5. 外部 SVG を読み込んで色々操作する (2)

もう一つの実装方法は、object で SVG を読み込んだ後に、contentDocument で中身を操作する方法です。 ちなみに getSVGDocument() でアクセスできるブラウザもありますが、deprecated なので contentDocument を使いましょう。 注意点としては、SVG を読み込んだ後にしか操作できないことです。 そのため、例えば以下のように実装します。
<object type="image/svg+xml" data="/img/test.svg"
  onload="init(this)" width="300" height="200">
</object>
function init(obj) {
  console.log(obj.contentDocument);
}
addEventListener より onload 属性で書いたほうがすっきりします。 1と比較したときの利点は、SVG 内の ID 重複が起きないことと、onload の非同期処理が少し楽になることです。 欠点としては、この方式で動かす時には HTTP/HTTPS 経由で動かさないと、object.contentDocument = null になってしまいます。 何もエラーが出ず null になるので、これに長時間ハマったことがある。

さらに object 要素は data属性を付与した後でイベントを待っても onload イベントが発生しないことに注意する必要があります。 他の要素ではそのようなことは起きません。data属性を付ける前に onload イベントを付与すればきちんとイベントは補足できます。 このような細かく複雑な仕様が至るところにあって、意外と SVG の処理はハマります。

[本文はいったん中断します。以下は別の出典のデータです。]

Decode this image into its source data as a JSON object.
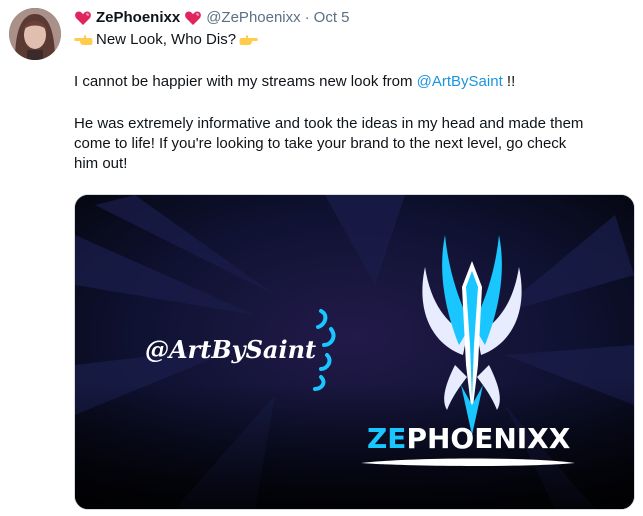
{
  "tweet": {
    "display_name": "ZePhoenixx",
    "handle": "@ZePhoenixx",
    "separator": "·",
    "date": "Oct 5",
    "subtitle": "New Look, Who Dis?",
    "para1_prefix": "I cannot be happier with my streams new look from ",
    "para1_mention": "@ArtBySaint",
    "para1_suffix": " !!",
    "para2_line1": "He was extremely informative and took the ideas in my head and made them",
    "para2_line2": "come to life! If you're looking to take your brand to the next level, go check",
    "para2_line3": "him out!"
  },
  "media": {
    "artist_tag": "@ArtBySaint",
    "logo_text_ze": "ZE",
    "logo_text_rest": "PHOENIXX",
    "accent_color": "#19c6ff",
    "background_color": "#0a0d24"
  },
  "icons": {
    "heart": "sparkling-heart-icon",
    "hand_left": "backhand-index-pointing-left-icon",
    "hand_right": "backhand-index-pointing-left-icon"
  }
}
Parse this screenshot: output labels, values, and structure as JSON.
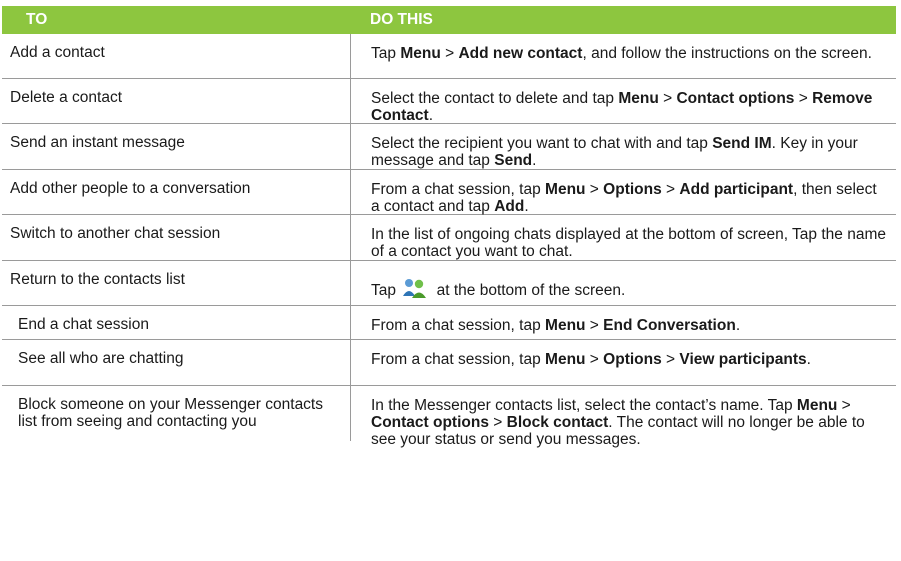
{
  "header": {
    "col1": "TO",
    "col2": "DO THIS"
  },
  "rows": [
    {
      "to": "Add a contact",
      "do": [
        {
          "t": "Tap "
        },
        {
          "b": "Menu"
        },
        {
          "t": " > "
        },
        {
          "b": "Add new contact"
        },
        {
          "t": ", and follow the instructions on the screen."
        }
      ]
    },
    {
      "to": "Delete a contact",
      "do": [
        {
          "t": "Select the contact to delete and tap "
        },
        {
          "b": "Menu"
        },
        {
          "t": " > "
        },
        {
          "b": "Contact options"
        },
        {
          "t": " > "
        },
        {
          "b": "Remove Contact"
        },
        {
          "t": "."
        }
      ]
    },
    {
      "to": "Send an instant message",
      "do": [
        {
          "t": "Select the recipient you want to chat with and tap "
        },
        {
          "b": "Send IM"
        },
        {
          "t": ". Key in your message and tap "
        },
        {
          "b": "Send"
        },
        {
          "t": "."
        }
      ]
    },
    {
      "to": "Add other people to a conversation",
      "do": [
        {
          "t": "From a chat session, tap "
        },
        {
          "b": "Menu"
        },
        {
          "t": " > "
        },
        {
          "b": "Options"
        },
        {
          "t": " > "
        },
        {
          "b": "Add participant"
        },
        {
          "t": ", then select a contact  and tap "
        },
        {
          "b": "Add"
        },
        {
          "t": "."
        }
      ]
    },
    {
      "to": "Switch to another chat session",
      "do": [
        {
          "t": "In the list of ongoing chats displayed at the bottom of screen, Tap the name of a contact you want to chat."
        }
      ]
    },
    {
      "to": "Return to the contacts list",
      "do": [
        {
          "t": "Tap "
        },
        {
          "icon": "contacts-icon"
        },
        {
          "t": " at the bottom of the screen."
        }
      ]
    },
    {
      "to": "End a chat session",
      "do": [
        {
          "t": "From a chat session, tap "
        },
        {
          "b": "Menu"
        },
        {
          "t": " > "
        },
        {
          "b": "End Conversation"
        },
        {
          "t": "."
        }
      ]
    },
    {
      "to": "See all who are chatting",
      "do": [
        {
          "t": "From a chat session, tap "
        },
        {
          "b": "Menu"
        },
        {
          "t": " > "
        },
        {
          "b": "Options"
        },
        {
          "t": " > "
        },
        {
          "b": "View participants"
        },
        {
          "t": "."
        }
      ]
    },
    {
      "to": "Block someone on your Messenger contacts list from seeing and contacting you",
      "do": [
        {
          "t": "In the Messenger contacts list, select the contact’s name. Tap "
        },
        {
          "b": "Menu"
        },
        {
          "t": " > "
        },
        {
          "b": "Contact options"
        },
        {
          "t": " > "
        },
        {
          "b": "Block contact"
        },
        {
          "t": ". The contact will no longer be able to see your status or send you messages."
        }
      ]
    }
  ],
  "colors": {
    "header_bg": "#8dc63f",
    "border": "#9a9a9a"
  }
}
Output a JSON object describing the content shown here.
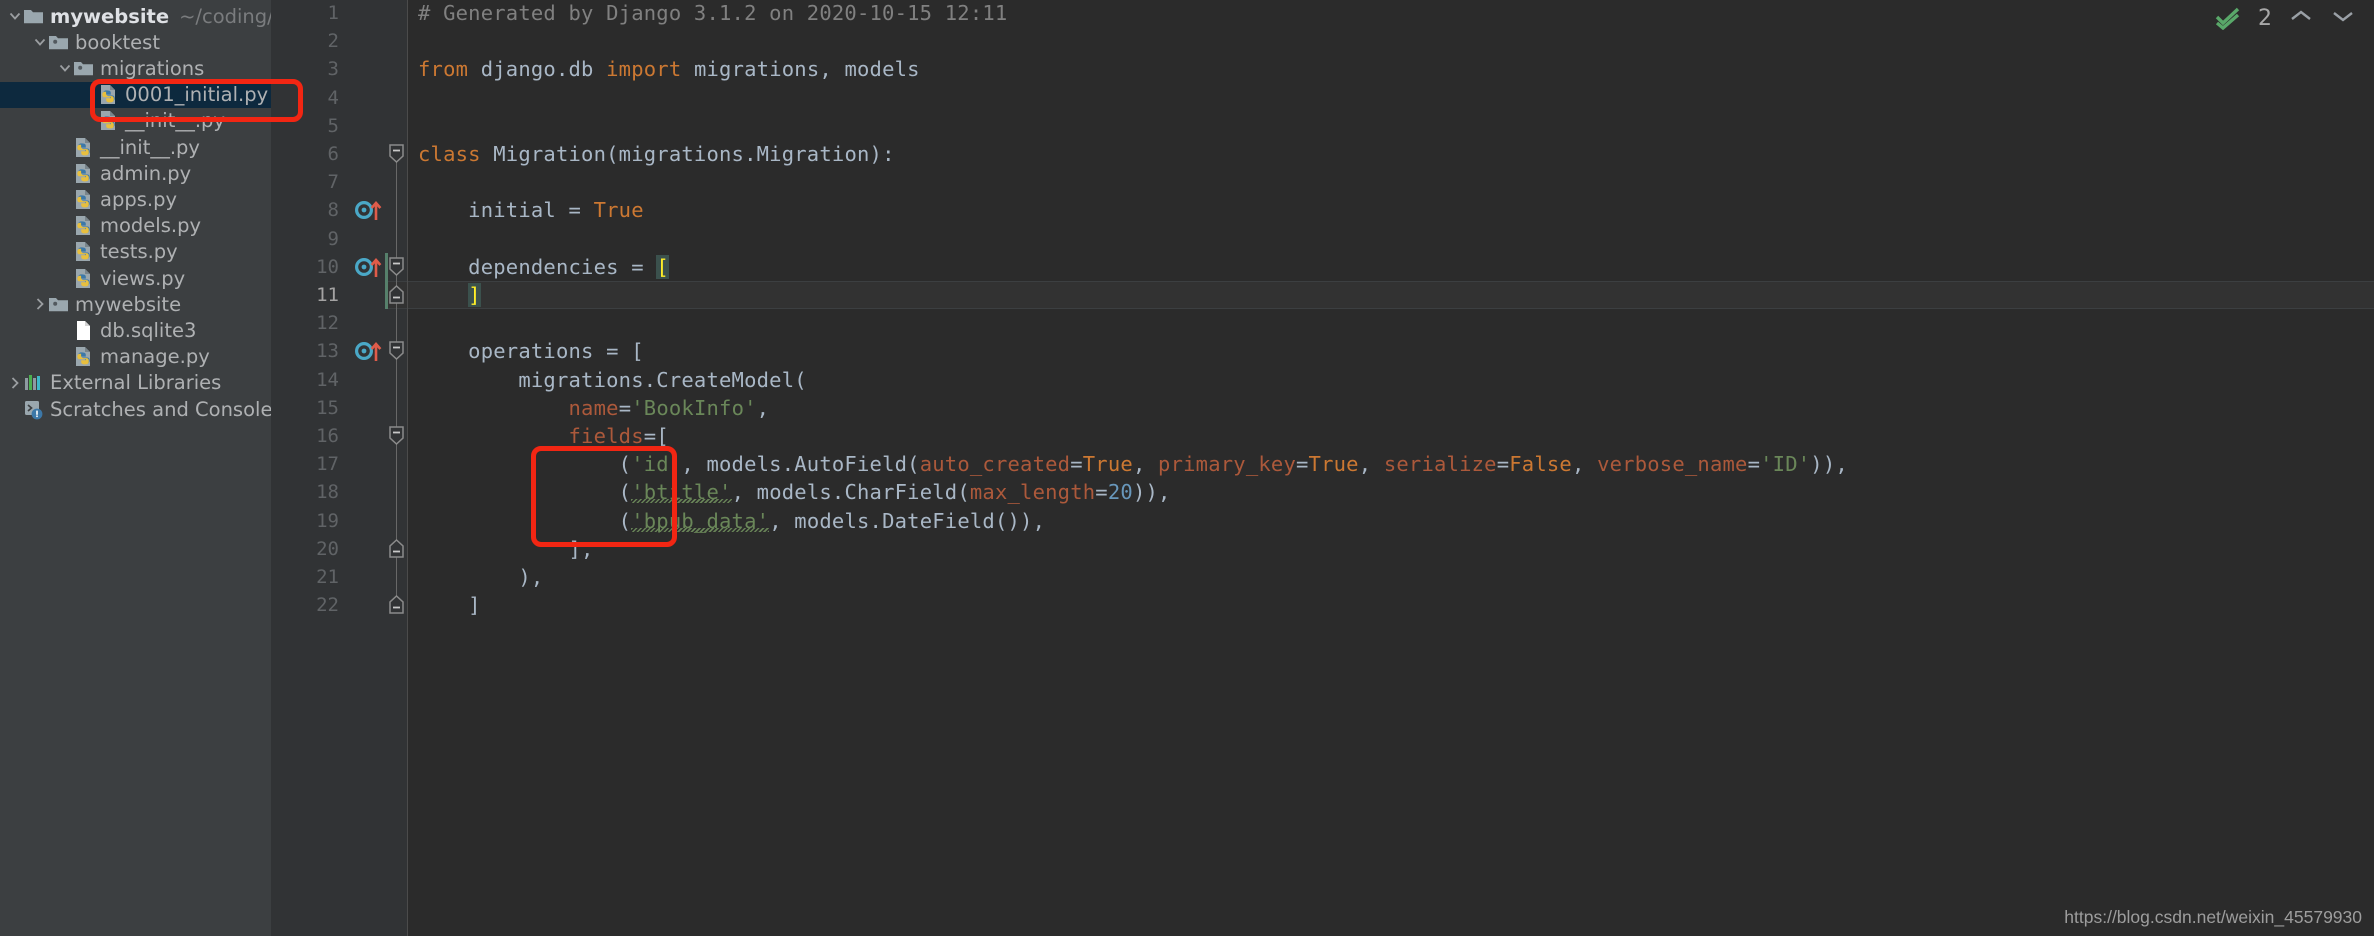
{
  "sidebar": {
    "items": [
      {
        "label": "mywebsite",
        "path_hint": "~/coding/pyth",
        "icon": "folder-open-icon",
        "indent": 0,
        "twisty": "down",
        "root": true,
        "selected": false
      },
      {
        "label": "booktest",
        "path_hint": "",
        "icon": "module-folder-icon",
        "indent": 1,
        "twisty": "down",
        "root": false,
        "selected": false
      },
      {
        "label": "migrations",
        "path_hint": "",
        "icon": "module-folder-icon",
        "indent": 2,
        "twisty": "down",
        "root": false,
        "selected": false
      },
      {
        "label": "0001_initial.py",
        "path_hint": "",
        "icon": "python-file-icon",
        "indent": 3,
        "twisty": "none",
        "root": false,
        "selected": true
      },
      {
        "label": "__init__.py",
        "path_hint": "",
        "icon": "python-file-icon",
        "indent": 3,
        "twisty": "none",
        "root": false,
        "selected": false
      },
      {
        "label": "__init__.py",
        "path_hint": "",
        "icon": "python-file-icon",
        "indent": 2,
        "twisty": "none",
        "root": false,
        "selected": false
      },
      {
        "label": "admin.py",
        "path_hint": "",
        "icon": "python-file-icon",
        "indent": 2,
        "twisty": "none",
        "root": false,
        "selected": false
      },
      {
        "label": "apps.py",
        "path_hint": "",
        "icon": "python-file-icon",
        "indent": 2,
        "twisty": "none",
        "root": false,
        "selected": false
      },
      {
        "label": "models.py",
        "path_hint": "",
        "icon": "python-file-icon",
        "indent": 2,
        "twisty": "none",
        "root": false,
        "selected": false
      },
      {
        "label": "tests.py",
        "path_hint": "",
        "icon": "python-file-icon",
        "indent": 2,
        "twisty": "none",
        "root": false,
        "selected": false
      },
      {
        "label": "views.py",
        "path_hint": "",
        "icon": "python-file-icon",
        "indent": 2,
        "twisty": "none",
        "root": false,
        "selected": false
      },
      {
        "label": "mywebsite",
        "path_hint": "",
        "icon": "module-folder-icon",
        "indent": 1,
        "twisty": "right",
        "root": false,
        "selected": false
      },
      {
        "label": "db.sqlite3",
        "path_hint": "",
        "icon": "generic-file-icon",
        "indent": 2,
        "twisty": "none",
        "root": false,
        "selected": false
      },
      {
        "label": "manage.py",
        "path_hint": "",
        "icon": "python-file-icon",
        "indent": 2,
        "twisty": "none",
        "root": false,
        "selected": false
      },
      {
        "label": "External Libraries",
        "path_hint": "",
        "icon": "libraries-icon",
        "indent": 0,
        "twisty": "right",
        "root": false,
        "selected": false
      },
      {
        "label": "Scratches and Consoles",
        "path_hint": "",
        "icon": "scratches-icon",
        "indent": 0,
        "twisty": "none",
        "root": false,
        "selected": false
      }
    ]
  },
  "inspector": {
    "count": "2",
    "up_icon": "chevron-up-icon",
    "down_icon": "chevron-down-icon",
    "status_icon": "inspection-ok-icon"
  },
  "watermark": "https://blog.csdn.net/weixin_45579930",
  "editor": {
    "current_line": 11,
    "lines": [
      {
        "n": 1,
        "tokens": [
          {
            "t": "# Generated by Django 3.1.2 on 2020-10-15 12:11",
            "c": "c-comment"
          }
        ]
      },
      {
        "n": 2,
        "tokens": []
      },
      {
        "n": 3,
        "tokens": [
          {
            "t": "from",
            "c": "c-kw"
          },
          {
            "t": " django.db ",
            "c": "c-default"
          },
          {
            "t": "import",
            "c": "c-kw"
          },
          {
            "t": " migrations, models",
            "c": "c-default"
          }
        ]
      },
      {
        "n": 4,
        "tokens": []
      },
      {
        "n": 5,
        "tokens": []
      },
      {
        "n": 6,
        "tokens": [
          {
            "t": "class",
            "c": "c-kw"
          },
          {
            "t": " Migration(migrations.Migration):",
            "c": "c-default"
          }
        ]
      },
      {
        "n": 7,
        "tokens": []
      },
      {
        "n": 8,
        "tokens": [
          {
            "t": "    initial = ",
            "c": "c-default"
          },
          {
            "t": "True",
            "c": "c-kw"
          }
        ]
      },
      {
        "n": 9,
        "tokens": []
      },
      {
        "n": 10,
        "tokens": [
          {
            "t": "    dependencies = ",
            "c": "c-default"
          },
          {
            "t": "[",
            "c": "brace-hl"
          }
        ]
      },
      {
        "n": 11,
        "tokens": [
          {
            "t": "    ",
            "c": "c-default"
          },
          {
            "t": "]",
            "c": "brace-hl"
          }
        ]
      },
      {
        "n": 12,
        "tokens": []
      },
      {
        "n": 13,
        "tokens": [
          {
            "t": "    operations = [",
            "c": "c-default"
          }
        ]
      },
      {
        "n": 14,
        "tokens": [
          {
            "t": "        migrations.CreateModel(",
            "c": "c-default"
          }
        ]
      },
      {
        "n": 15,
        "tokens": [
          {
            "t": "            ",
            "c": "c-default"
          },
          {
            "t": "name",
            "c": "c-param"
          },
          {
            "t": "=",
            "c": "c-default"
          },
          {
            "t": "'BookInfo'",
            "c": "c-str"
          },
          {
            "t": ",",
            "c": "c-default"
          }
        ]
      },
      {
        "n": 16,
        "tokens": [
          {
            "t": "            ",
            "c": "c-default"
          },
          {
            "t": "fields",
            "c": "c-param"
          },
          {
            "t": "=[",
            "c": "c-default"
          }
        ]
      },
      {
        "n": 17,
        "tokens": [
          {
            "t": "                (",
            "c": "c-default"
          },
          {
            "t": "'id'",
            "c": "c-str"
          },
          {
            "t": ", models.AutoField(",
            "c": "c-default"
          },
          {
            "t": "auto_created",
            "c": "c-param"
          },
          {
            "t": "=",
            "c": "c-default"
          },
          {
            "t": "True",
            "c": "c-kw"
          },
          {
            "t": ", ",
            "c": "c-default"
          },
          {
            "t": "primary_key",
            "c": "c-param"
          },
          {
            "t": "=",
            "c": "c-default"
          },
          {
            "t": "True",
            "c": "c-kw"
          },
          {
            "t": ", ",
            "c": "c-default"
          },
          {
            "t": "serialize",
            "c": "c-param"
          },
          {
            "t": "=",
            "c": "c-default"
          },
          {
            "t": "False",
            "c": "c-kw"
          },
          {
            "t": ", ",
            "c": "c-default"
          },
          {
            "t": "verbose_name",
            "c": "c-param"
          },
          {
            "t": "=",
            "c": "c-default"
          },
          {
            "t": "'ID'",
            "c": "c-str"
          },
          {
            "t": ")),",
            "c": "c-default"
          }
        ]
      },
      {
        "n": 18,
        "tokens": [
          {
            "t": "                (",
            "c": "c-default"
          },
          {
            "t": "'btitle'",
            "c": "c-str typo"
          },
          {
            "t": ", models.CharField(",
            "c": "c-default"
          },
          {
            "t": "max_length",
            "c": "c-param"
          },
          {
            "t": "=",
            "c": "c-default"
          },
          {
            "t": "20",
            "c": "c-num"
          },
          {
            "t": ")),",
            "c": "c-default"
          }
        ]
      },
      {
        "n": 19,
        "tokens": [
          {
            "t": "                (",
            "c": "c-default"
          },
          {
            "t": "'bpub_data'",
            "c": "c-str typo"
          },
          {
            "t": ", models.DateField()),",
            "c": "c-default"
          }
        ]
      },
      {
        "n": 20,
        "tokens": [
          {
            "t": "            ],",
            "c": "c-default"
          }
        ]
      },
      {
        "n": 21,
        "tokens": [
          {
            "t": "        ),",
            "c": "c-default"
          }
        ]
      },
      {
        "n": 22,
        "tokens": [
          {
            "t": "    ]",
            "c": "c-default"
          }
        ]
      }
    ],
    "gutter_markers": [
      {
        "line": 8,
        "type": "override-marker-icon"
      },
      {
        "line": 10,
        "type": "override-marker-icon"
      },
      {
        "line": 13,
        "type": "override-marker-icon"
      }
    ],
    "fold_markers": [
      {
        "line": 6,
        "type": "fold-collapse-icon"
      },
      {
        "line": 10,
        "type": "fold-collapse-icon"
      },
      {
        "line": 11,
        "type": "fold-end-icon"
      },
      {
        "line": 13,
        "type": "fold-collapse-icon"
      },
      {
        "line": 16,
        "type": "fold-collapse-icon"
      },
      {
        "line": 20,
        "type": "fold-end-icon"
      },
      {
        "line": 22,
        "type": "fold-end-icon"
      }
    ]
  },
  "annotations": {
    "filename_box": "0001_initial.py",
    "fields_box": "field name column"
  },
  "colors": {
    "accent_red": "#f22613",
    "sidebar_bg": "#3c3f41",
    "editor_bg": "#2b2b2b",
    "gutter_bg": "#313335",
    "selection_bg": "#0d293e",
    "string_green": "#6a8759",
    "keyword_orange": "#cc7832",
    "number_blue": "#6897bb",
    "param_brown": "#ac593b",
    "ok_green": "#59a869"
  }
}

6. 公開時は SVG を simplify してファイルサイズを小さく

SVGのpathを簡略化するとファイルサイズがとても小さくなります。 いつもキーワードを忘れるけど、simplify / optimizer / cleaner あたりで検索すると良さそう。 いくつかツールがありまずが、割と使いやすいのが scour です。

7. 公開時は SVG を minify してファイルサイズを小さく

こちらは書く必要はないかも知れませんが、minify するとさらにファイルサイズを小さくできます。 私は tdewolff/minify を使っています。

8. img タグと object タグの embed は表示動作が異なる

img タグではJavaScript が効かない違いは先にも述べましたが、他にも表示の仕方が何か違うみたい。 私もあまり良くわかってませんが、少なくとも以下の SVG の "Yo" が img タグだとうまくできない。 うまく表示できないタグそのものを弄れば何とかなるみたいだけど、何だろうこれ。

Yo""無線で文字列を送信ボタンAが押されたとき


9. SVG の余白を削除する

複数の SVG を並べて表示するときなどに、SVG の余白が邪魔になるときがある。 SVG の余白を削除するのは Inkscape を使うのがおそらく一番楽です。 メニューの「ファイル」→「ドキュメントのプロパティ」→「ページサイズをコンテントに合わせて変更」を実行すると、余白をゼロにしてくれる。

10. SVG の PNG 書き出し時には外部リンクに注意

SVG を img 要素を介して canvas に書き出す処理 は日常的に使われます。 しかし Web フォントを使っていると、セキュリティの問題から外部リンクが読み出されない問題が発生し、フォントが適用されない問題が発生します。 Web フォントに限らず、何らかの外部リンクは同じような結果になります。 対処法としては、外部リンクの中身を dataURI スキーム形式に変換し, SVG 内に style 要素として埋め込む必要があります。 日本語フォントはサイズが大きいので、当然ながら超重いです。 canvas の解像度を上げて書き出すほうがマシだと思う。

最近は少しでも詰まったらメモっておくのが一番早い。